Op onderdelen wordt deze bevestiging evenwel niet geboden en er is in enkele gevallen zelfs sprake van onderlinge strijdigheid. Dit levert naar het oordeel van de rechtbank enkele contra-indicaties op voor de bruikbaarheid van die onderdelen van de aangifte die geheel op zichzelf staan en is ook overigens behoedzaamheid bij de beoordeling hiervan aangewezen.
Medeplegen en opzet
De bewijsmiddelen houden met betrekking tot de betrokkenheid van verdachte bij de tenlastegelegde vrijheidsberoving en afpersing het volgende in.

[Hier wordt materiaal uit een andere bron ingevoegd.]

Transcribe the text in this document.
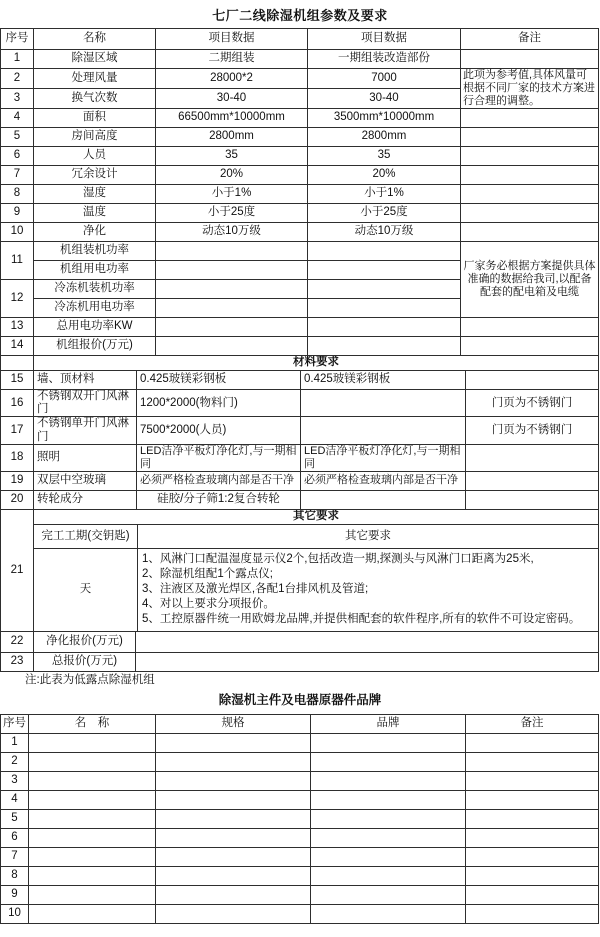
七厂二线除湿机组参数及要求
序号	名称	项目数据	项目数据	备注
1	除湿区域	二期组装	一期组装改造部份	
2	处理风量	28000*2	7000	此项为参考值,具体风量可根据不同厂家的技术方案进行合理的调整。
3	换气次数	30-40	30-40	
4	面积	66500mm*10000mm	3500mm*10000mm	
5	房间高度	2800mm	2800mm	
6	人员	35	35	
7	冗余设计	20%	20%	
8	湿度	小于1%	小于1%	
9	温度	小于25度	小于25度	
10	净化	动态10万级	动态10万级	
11	机组装机功率			厂家务必根据方案提供具体准确的数据给我司,以配备配套的配电箱及电缆
	机组用电功率			
12	冷冻机装机功率			
	冷冻机用电功率			
13	总用电功率KW			
14	机组报价(万元)			
	材料要求			
15	墙、顶材料	0.425玻镁彩钢板	0.425玻镁彩钢板	
16	不锈钢双开门风淋门	1200*2000(物料门)		门页为不锈钢门
17	不锈钢单开门风淋门	7500*2000(人员)		门页为不锈钢门
18	照明	LED洁净平板灯净化灯,与一期相同	LED洁净平板灯净化灯,与一期相同	
19	双层中空玻璃	必须严格检查玻璃内部是否干净	必须严格检查玻璃内部是否干净	
20	转轮成分	硅胶/分子筛1:2复合转轮		
21	其它要求	
	完工工期(交钥匙)	其它要求
	天	1、风淋门口配温湿度显示仪2个,包括改造一期,探测头与风淋门口距离为25米,
2、除湿机组配1个露点仪;
3、注液区及激光焊区,各配1台排风机及管道;
4、对以上要求分项报价。
5、工控原器件统一用欧姆龙品牌,并提供相配套的软件程序,所有的软件不可设定密码。
22	净化报价(万元)	
23	总报价(万元)	
注:此表为低露点除湿机组
除湿机主件及电器原器件品牌
序号	名　称	规格	品牌	备注
1				
2				
3				
4				
5				
6				
7				
8				
9				
10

Tussen verdachte en het slachtoffer [slachtoffer] bestaat over het uitvoeren van een schilderklus een zakelijk conflict. Om dit conflict te bespreken, maakt verdachte met het slachtoffer [slachtoffer] een afspraak in de bedrijfsruimte van verdachte. Verdachte nodigt [medeverdachte] uit om daarbij aanwezig te zijn.
Uit de aangifte van het slachtoffer en het beeldmateriaal blijkt dat zowel verdachte als [medeverdachte] geweld toepast en bedreigingen over de toepassing van geweld uit jegens het slachtoffer. Verdachte en zijn [medeverdachte] slaan en schoppen het slachtoffer. Samen gooien ze het slachtoffer op een tafel en dreigen hem met een balk te slaan. Vervolgens leiden verdachte en medeverdachte het slachtoffer samen naar de vide, waar het slachtoffer op een stellingkast moet gaan liggen en blijven liggen gedurende een uur en een kwartier, waarna hij van de kast wordt afgetrokken en valt.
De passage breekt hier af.